У края озера пришлось сильнее работать веслами. Мелкая вода заросла камышом, лодки с трудом протискивались сквозь тростник. Лишь когда вошли в старое русло реки, окружающее хутор Плонских, стало опять полегче. Лодки почувствовали под собой глубину, плавно двинулись по волнам. Сверху, по тропинке между плетнями, сбежала Ядвига и стала торопливо отвязывать челнок. Она переждала, пока ее миновал Кузьма, и лишь тогда оттолкнулась от берега, медленно гребя в самом конце процессии. В одной из первых лодок она заметила темную голову Стефека — он плыл с девушками Кальчуков. Ядвига сжала губы — да, для Стефека все было просто и ясно.
Снова зашуршал тростник, под днищами лодок заскрежетал песок. К реке приходилось плыть через залитые осенней водой луга, по которым летом можно было пройти, не замочив лаптей.
Семен стоял у перевоза и смотрел на плывущих. Он махнул рукой Кузьме. Старик причалил.
— Ну, садись. Поедем вместе.
— Я и думал, зачем мне брать лодку, когда в твоей места хватит.

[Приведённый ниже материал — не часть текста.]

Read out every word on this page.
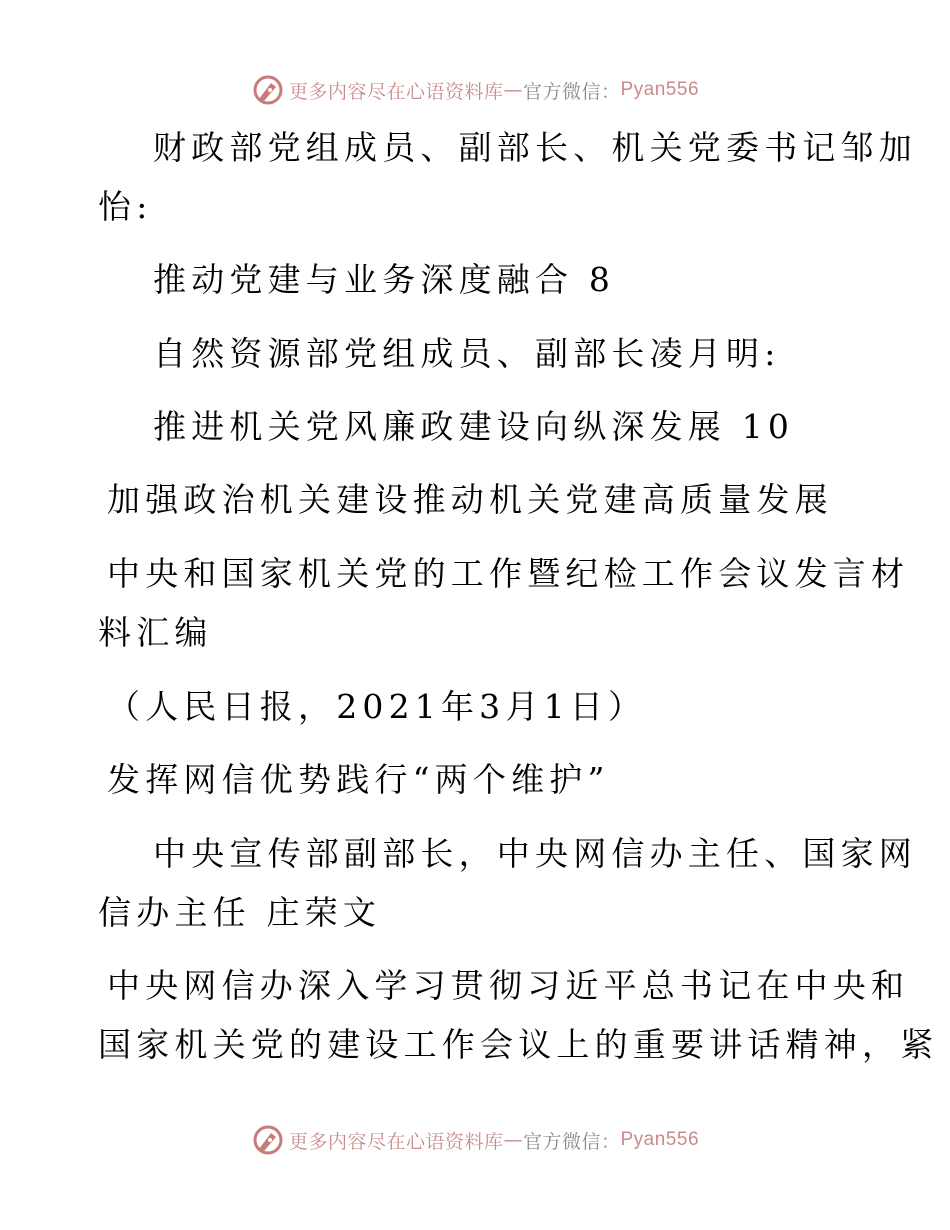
更多内容尽在心语资料库 — 官方微信： Pyan556
财政部党组成员、副部长、机关党委书记邹加
怡:
推动党建与业务深度融合 8
自然资源部党组成员、副部长凌月明:
推进机关党风廉政建设向纵深发展 10
加强政治机关建设推动机关党建高质量发展
中央和国家机关党的工作暨纪检工作会议发言材
料汇编
（人民日报，2021年3月1日）
发挥网信优势践行“两个维护”
中央宣传部副部长，中央网信办主任、国家网
信办主任 庄荣文
中央网信办深入学习贯彻习近平总书记在中央和
国家机关党的建设工作会议上的重要讲话精神，紧
更多内容尽在心语资料库 — 官方微信： Pyan556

— Хватит, хватит. Вот и померла Петручиха…
— Да, померла.
— Помнишь, Семен, как она собиралась выходить за Макара?
— Помню, не такие ведь уж давние времена.
— Не давние? Может, и не давние. А мне кажется, что с той поры век прошел.

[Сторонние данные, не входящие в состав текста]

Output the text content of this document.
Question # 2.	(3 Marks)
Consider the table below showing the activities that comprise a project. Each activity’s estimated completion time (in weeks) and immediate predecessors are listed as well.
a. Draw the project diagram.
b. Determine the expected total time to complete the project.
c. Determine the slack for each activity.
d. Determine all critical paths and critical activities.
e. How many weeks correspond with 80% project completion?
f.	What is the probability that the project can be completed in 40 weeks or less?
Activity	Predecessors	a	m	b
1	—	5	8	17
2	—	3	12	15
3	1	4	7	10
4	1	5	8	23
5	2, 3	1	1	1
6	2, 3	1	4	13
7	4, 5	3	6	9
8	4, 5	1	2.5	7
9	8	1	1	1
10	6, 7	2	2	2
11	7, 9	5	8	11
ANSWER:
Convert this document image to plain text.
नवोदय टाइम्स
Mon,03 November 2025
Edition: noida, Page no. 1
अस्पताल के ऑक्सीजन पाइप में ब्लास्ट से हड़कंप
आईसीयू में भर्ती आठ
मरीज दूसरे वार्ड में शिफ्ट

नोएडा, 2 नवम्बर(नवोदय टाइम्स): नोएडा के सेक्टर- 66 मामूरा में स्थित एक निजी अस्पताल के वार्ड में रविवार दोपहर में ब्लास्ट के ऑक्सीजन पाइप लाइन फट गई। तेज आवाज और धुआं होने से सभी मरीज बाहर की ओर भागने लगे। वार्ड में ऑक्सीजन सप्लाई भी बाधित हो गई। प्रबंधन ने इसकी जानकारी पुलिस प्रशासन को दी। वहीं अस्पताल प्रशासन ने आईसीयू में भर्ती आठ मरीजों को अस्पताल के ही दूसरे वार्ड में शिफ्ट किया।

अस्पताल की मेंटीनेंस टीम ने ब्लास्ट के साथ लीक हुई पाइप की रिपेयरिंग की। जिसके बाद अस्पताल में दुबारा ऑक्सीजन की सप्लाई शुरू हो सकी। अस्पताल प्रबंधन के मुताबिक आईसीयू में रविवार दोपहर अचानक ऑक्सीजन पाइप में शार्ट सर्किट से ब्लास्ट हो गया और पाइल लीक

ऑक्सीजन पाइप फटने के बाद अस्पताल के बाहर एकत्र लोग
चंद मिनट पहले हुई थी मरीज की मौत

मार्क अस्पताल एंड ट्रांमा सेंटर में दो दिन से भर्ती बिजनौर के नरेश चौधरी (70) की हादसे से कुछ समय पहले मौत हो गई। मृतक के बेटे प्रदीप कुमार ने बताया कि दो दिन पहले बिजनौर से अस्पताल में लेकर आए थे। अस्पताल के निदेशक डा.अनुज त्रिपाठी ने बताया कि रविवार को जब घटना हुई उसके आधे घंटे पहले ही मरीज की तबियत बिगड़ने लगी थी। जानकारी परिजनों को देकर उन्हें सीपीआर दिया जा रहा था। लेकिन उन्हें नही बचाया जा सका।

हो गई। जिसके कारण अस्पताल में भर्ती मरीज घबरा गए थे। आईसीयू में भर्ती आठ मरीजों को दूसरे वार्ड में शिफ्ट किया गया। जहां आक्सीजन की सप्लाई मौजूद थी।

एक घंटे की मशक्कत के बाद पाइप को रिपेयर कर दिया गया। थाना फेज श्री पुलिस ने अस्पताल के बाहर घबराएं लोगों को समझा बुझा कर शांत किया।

— Может, и так. Красивая была девушка, ух, красивая… Как сейчас вижу.
— Да, а что с того? Ни за тебя, ни за меня она не хотела.
— Да, только за Макара.
— Вот я и говорю, что с того? Мало она горя хлебнула?
— И с тобой бы хлебнула. И со мной тоже. Какое мое богатство, одна лодка на перевозе.
— А Олеся уж не в мать. Вся в отца вышла.
— А ведь тоже красивая.
— Э, какая там красивая! Вот та была точно, что красивая, Верочка…
— А что же это Юзека не видать?
— Юзек ушел с плотами.
— Стало быть, и не знает…
— Откуда ему знать? Придет, успеет узнать.
— Конечно. Дурные новости узнать всегда успеешь.
Лодки одна за другой причаливали к берегу. Кузьма и Семен подошли, чтобы помочь нести гроб. Его поставили на плечи четыре рослых мужика. Пока шли берегом, нести было легко. Потом ноги стали вязнуть в песке, скользить, пришлось замедлить шаг.
— Тяжело. Кто бы подумал, что она столько весит!
— Да не она! Доски тяжелые, да еще бабы напихали в гроб всякой всячины, сколько влезло.
— Ничего, пусть у нее будет.
— На что ей это там?..
— На что или не на что, а так уж водится. Всегда так делалось, и ей полагается.
Семен не ответил. Он тяжело дышал, тщательно выбирая места, куда ступить, искал кустиков желтой, сухой травы, бессмертника, островков серой полыни, где песок был скреплен корнями растений и не подавался под лаптями.
Наконец, они добрели до кладбища, и похороны пошли своим чередом. Поп гнусаво бубнил, женщины то всхлипывали, то громко, уныло стонали, как чибисы над лугами. Песок с шорохом сыпался на гроб. Все это продолжалось очень долго. Наконец, Олеся подошла и повесила на маленький кое-как сколоченный крест вытканный в красную полоску передник.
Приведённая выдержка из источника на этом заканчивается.